Manos is, presumably, Greek by background and by photo we reckon.  Despite LOOKING like a movie star, he is actually a very clever fellow. In fact, he is on the sharp end of the pile of clever people – he has done some really interesting and innovative research in the area of bodily representation and our sense of self.  He is Reader in Psychology at Royal Holloway University of London. He has won Volkswagon Foundation, Bial and Economic and Social Research Council awards. He publishes in posh journals. To top that off, he has now written for BiM. Clearly, he did not write this bio.



[1] Botvinick M, & Cohen J (1998). Rubber hands ‘feel’ touch that eyes see. Nature, 391 (6669) PMID: 9486643

[2] Tsakiris M, Jiménez AT, & Costantini M (2011). Just a heartbeat away from one’s body: interoceptive sensitivity predicts malleability of body-representations. Proceedings. Biological sciences / The Royal Society PMID: 21208964


  1. Diane Madras says:

    Sorry this thought is so late – just getting caught up after a trip to gape at Antarctica.

    I couldn’t help but be intrigued by the ‘counting heart beats without fingers or ears’ aspect of your research, and wondering what applications this imagery might have when working with patients with sensory loss or other types of erroneous neural input when training them for functional tasks?
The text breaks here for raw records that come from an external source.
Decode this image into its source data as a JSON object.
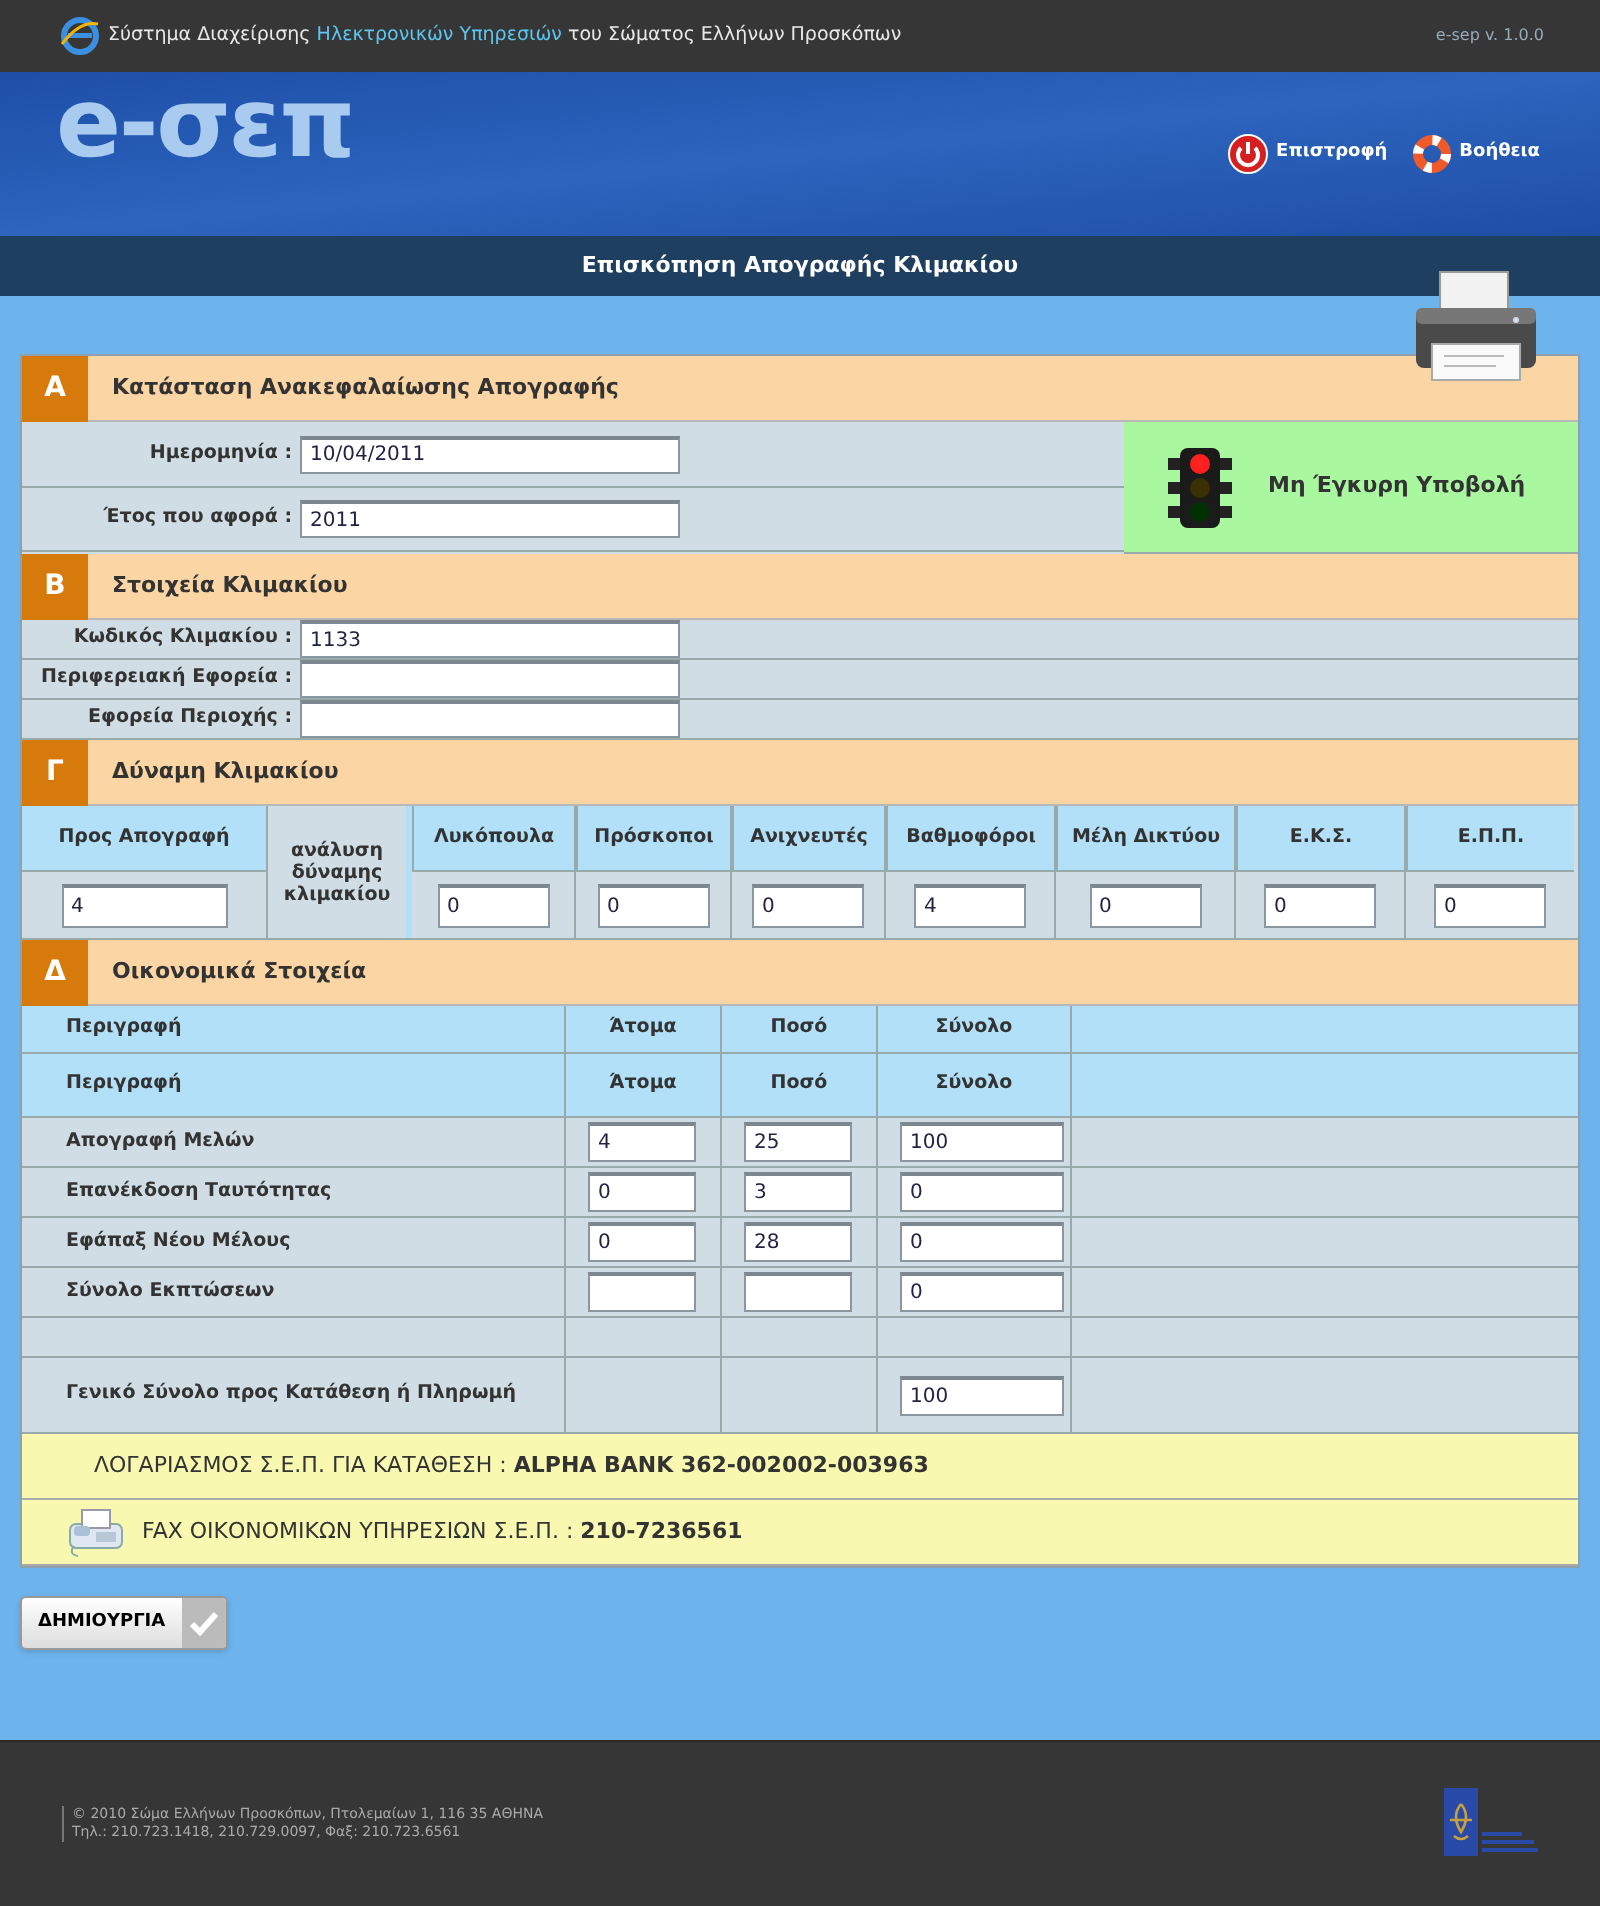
{
  "top_bar": {
    "system_title": "Σύστημα Διαχείρισης **Ηλεκτρονικών Υπηρεσιών** του Σώματος Ελλήνων Προσκόπων",
    "version": "e-sep v. 1.0.0"
  },
  "banner": {
    "logo": "e-σεπ",
    "links": [
      {
        "kind": "power",
        "label": "Επιστροφή"
      },
      {
        "kind": "help",
        "label": "Βοήθεια"
      }
    ]
  },
  "page_title": "Επισκόπηση Απογραφής Κλιμακίου",
  "section_a": {
    "letter": "Α",
    "title": "Κατάσταση Ανακεφαλαίωσης Απογραφής",
    "fields": [
      {
        "label": "Ημερομηνία :",
        "value": "10/04/2011"
      },
      {
        "label": "Έτος που αφορά :",
        "value": "2011"
      }
    ],
    "status": {
      "lamps": [
        {
          "on": true
        },
        {
          "on": false
        },
        {
          "on": false
        }
      ],
      "label": "Μη Έγκυρη Υποβολή"
    }
  },
  "section_b": {
    "letter": "Β",
    "title": "Στοιχεία Κλιμακίου",
    "fields": [
      {
        "label": "Κωδικός Κλιμακίου :",
        "value": "1133"
      },
      {
        "label": "Περιφερειακή Εφορεία :"
      },
      {
        "label": "Εφορεία Περιοχής :"
      }
    ]
  },
  "section_c": {
    "letter": "Γ",
    "title": "Δύναμη Κλιμακίου",
    "census": {
      "label": "Προς Απογραφή",
      "value": "4"
    },
    "breakdown_label": "ανάλυση δύναμης κλιμακίου",
    "columns": [
      {
        "label": "Λυκόπουλα",
        "value": "0"
      },
      {
        "label": "Πρόσκοποι",
        "value": "0"
      },
      {
        "label": "Ανιχνευτές",
        "value": "0"
      },
      {
        "label": "Βαθμοφόροι",
        "value": "4"
      },
      {
        "label": "Μέλη Δικτύου",
        "value": "0"
      },
      {
        "label": "Ε.Κ.Σ.",
        "value": "0"
      },
      {
        "label": "Ε.Π.Π.",
        "value": "0"
      }
    ]
  },
  "section_d": {
    "letter": "Δ",
    "title": "Οικονομικά Στοιχεία",
    "header_rows": [
      [
        "Περιγραφή",
        "Άτομα",
        "Ποσό",
        "Σύνολο"
      ],
      [
        "Περιγραφή",
        "Άτομα",
        "Ποσό",
        "Σύνολο"
      ]
    ],
    "rows": [
      {
        "kind": "data",
        "label": "Απογραφή Μελών",
        "cells": [
          {
            "kind": "field",
            "value": "4"
          },
          {
            "kind": "field",
            "value": "25"
          },
          {
            "kind": "field",
            "value": "100"
          }
        ]
      },
      {
        "kind": "data",
        "label": "Επανέκδοση Ταυτότητας",
        "cells": [
          {
            "kind": "field",
            "value": "0"
          },
          {
            "kind": "field",
            "value": "3"
          },
          {
            "kind": "field",
            "value": "0"
          }
        ]
      },
      {
        "kind": "data",
        "label": "Εφάπαξ Νέου Μέλους",
        "cells": [
          {
            "kind": "field",
            "value": "0"
          },
          {
            "kind": "field",
            "value": "28"
          },
          {
            "kind": "field",
            "value": "0"
          }
        ]
      },
      {
        "kind": "data",
        "label": "Σύνολο Εκπτώσεων",
        "cells": [
          {
            "kind": "field"
          },
          {
            "kind": "field"
          },
          {
            "kind": "field",
            "value": "0"
          }
        ]
      },
      {
        "kind": "spacer"
      },
      {
        "kind": "total",
        "label": "Γενικό Σύνολο προς Κατάθεση ή Πληρωμή",
        "cells": [
          {
            "kind": "blank"
          },
          {
            "kind": "blank"
          },
          {
            "kind": "field",
            "value": "100"
          }
        ]
      }
    ]
  },
  "notices": [
    {
      "kind": "account",
      "text": "ΛΟΓΑΡΙΑΣΜΟΣ Σ.Ε.Π. ΓΙΑ ΚΑΤΑΘΕΣΗ : **ALPHA BANK 362-002002-003963**"
    },
    {
      "kind": "fax",
      "text": "FAX ΟΙΚΟΝΟΜΙΚΩΝ ΥΠΗΡΕΣΙΩΝ Σ.Ε.Π. : **210-7236561**"
    }
  ],
  "create_button": "ΔΗΜΙΟΥΡΓΙΑ",
  "footer": [
    "© 2010 Σώμα Ελλήνων Προσκόπων, Πτολεμαίων 1, 116 35 ΑΘΗΝΑ",
    "Τηλ.: 210.723.1418, 210.729.0097, Φαξ: 210.723.6561"
  ]
}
Thanks.

  2. It seems to me that as we make advancements in modern pain science the importance of meditation becomes more obvious. Meditation seems to “re-boot” the “system” of the form.

  3. I am very interested in all kind of research related to Brain Function, and its relation to different functions of the body.
    Because, today the notion of body-mind is beginning to loose its borders.
    Deepak Chopra states, in his tape sets :Magical Mind- Magical Body that mind is not separated from the body. We are a field of non material space. Our reality contains impulses, thoughts and perception of change , interpretation of mind-body communication, consciousness.

  4. ian stevens says:

    Similar research here .
    Fascinating area and I wonder if this may be appropriate in other areas, such as some persisting central pain syndromes? There is a good site with some relevant patient information provided by a generous Edinburgh based Neurologist here. http://www.neurosymptoms.org/#/sensory-symptoms/4533052274
    Many aspects of ‘intereoceptive’ (see Bud Craig’s research in the link below) training , such as meditation traditions and forms of yoga http://www.nature.com/nrn/journal/v3/n8/abs/nrn894.html
    have been enmeshed in a lot of esoteric explanations. Perhaps accessing these ‘inner’ sensory experiences may be explained in more scientific terms . This man seems to be out to prove a point as to what is possible(in terms of controlling physiological responses ) most men would I am sure give it a miss or wince at the thought of it ! http://www.independent.co.uk/news/uk/vasectomy-man-holds-nerve-under-hypnosis-ian-mackinnon-joins-the-media-circus-as-operation-goes-ahead-without-anaesthetic-1371809.html

  5. Stacy Weaver says:

    Very interesting I had not considered the relationship between internal and external body perception.